Do gorącej wody w kolbie, do której wprowadzę suchy lud dodałem trochę wskaźnika, czyli substancji, która zmienia swój kolor w zależności od ph roztworu. W ten sposób sprawdzimy czy sublimujący dwutlenek węgla nie rozpuszcza się w wodzie.


Rys. 4 Zmiana koloru wskaźnika w trakcie sublimacji.


Rys. 5 Zmiana koloru wskaźnika w trakcie sublimacji.

Błękit bromotymolowym jest organiczną substancją która w wodnym środowisku obojętnym przybiera barwę zieloną, w zasadowym jest błękitny a w kwaśnym zielony. Z obserwacji zmiany koloru po dodaniu suchego lodu możemy śmiało stwierdzić że roztwór uległ zakwaszeniu.


Rys. 6 Zmiana koloru wskaźnika w trakcie sublimacji.

Dlaczego tak się stało ? nie cały dwutlenek węgla ulatuje z kolby, jego część rozpuszcza się w wodzie tworząc bardzo słaby kwas węglowy. To właśnie kwas węglowy jest odpowiedzialny za kwaśny smak wody mineralnej, czyli roztworu dwutlenku węgla w wodzie.
Można by teraz zaczekać aż cały kwas węglowy rozpadnie się z wydzieleniem dwutlenku węgla i żółty kolor zniknie, ja jednak nie miałem zbyt wiele czasu więc postanowiłem kwas węglowy zobojętnić poprzez dodanie odrobiny wodorotlenku potasu.


Rys. 7 Zobojętnienie kwasu węglowego wodorotlenkiem potasu.

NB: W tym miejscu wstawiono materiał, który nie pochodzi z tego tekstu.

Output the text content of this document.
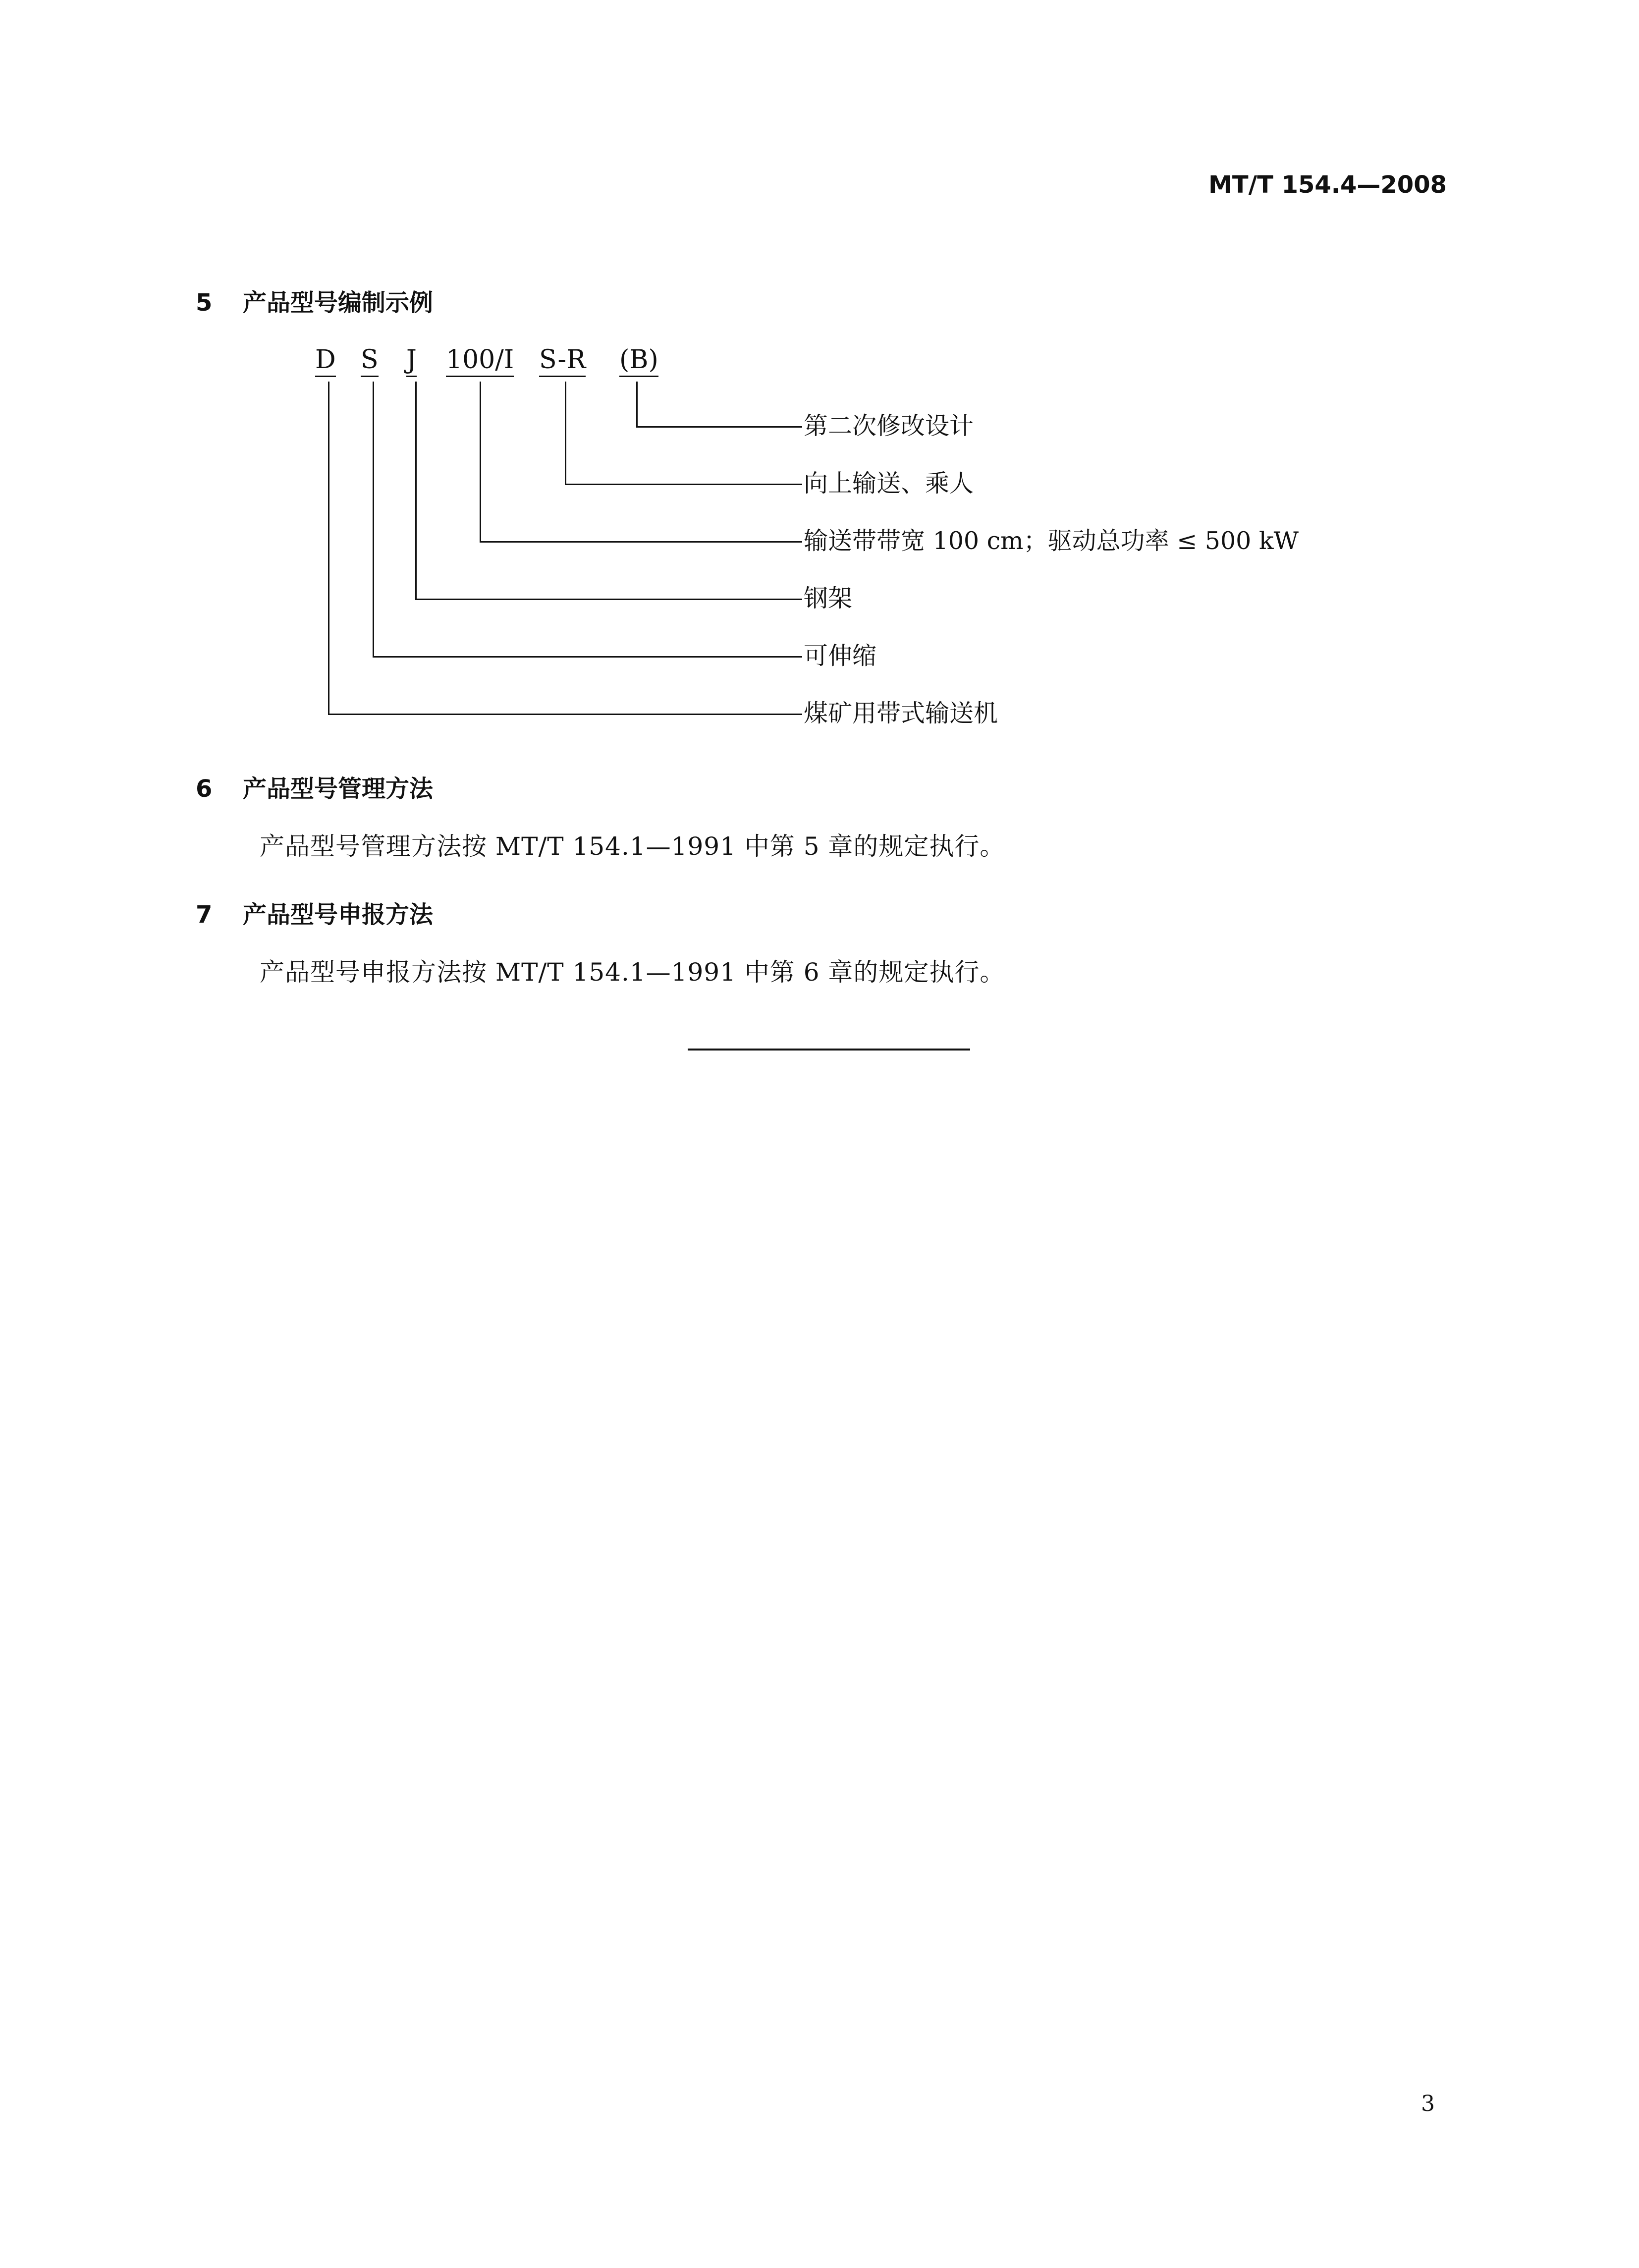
MT/T 154.4—2008
5 产品型号编制示例
D S J 100/I S-R (B)
第二次修改设计
向上输送、乘人
输送带带宽 100 cm；驱动总功率 ≤ 500 kW
钢架
可伸缩
煤矿用带式输送机
6 产品型号管理方法
产品型号管理方法按 MT/T 154.1—1991 中第 5 章的规定执行。
7 产品型号申报方法
产品型号申报方法按 MT/T 154.1—1991 中第 6 章的规定执行。
3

Po dodaniu wodorotlenku potasu zaszła reakcja z kwasem węglowym, powstał obojętny węglan potasu i woda a wskaźnik znów zrobił się zielony.


Rys. 8 Ponowna produkcja kwasu węglowego.


Rys. 9 Ponowna produkcja kwasu węglowego.

Teraz znów można wrzucić kilka granulek suchego lodu by znów obserwować zmianę barwy. Na zdjęciach nie uchwyciłem sytuacji, w której dodałem za dużo wodorotlenku potasu tak by roztwór był zasadowy, wtedy będziemy mieli błękitną barwę roztworu. Skoro jesteśmy już przy kwasie węglowym wykonany go jeszcze raz metodą ciśnieniową.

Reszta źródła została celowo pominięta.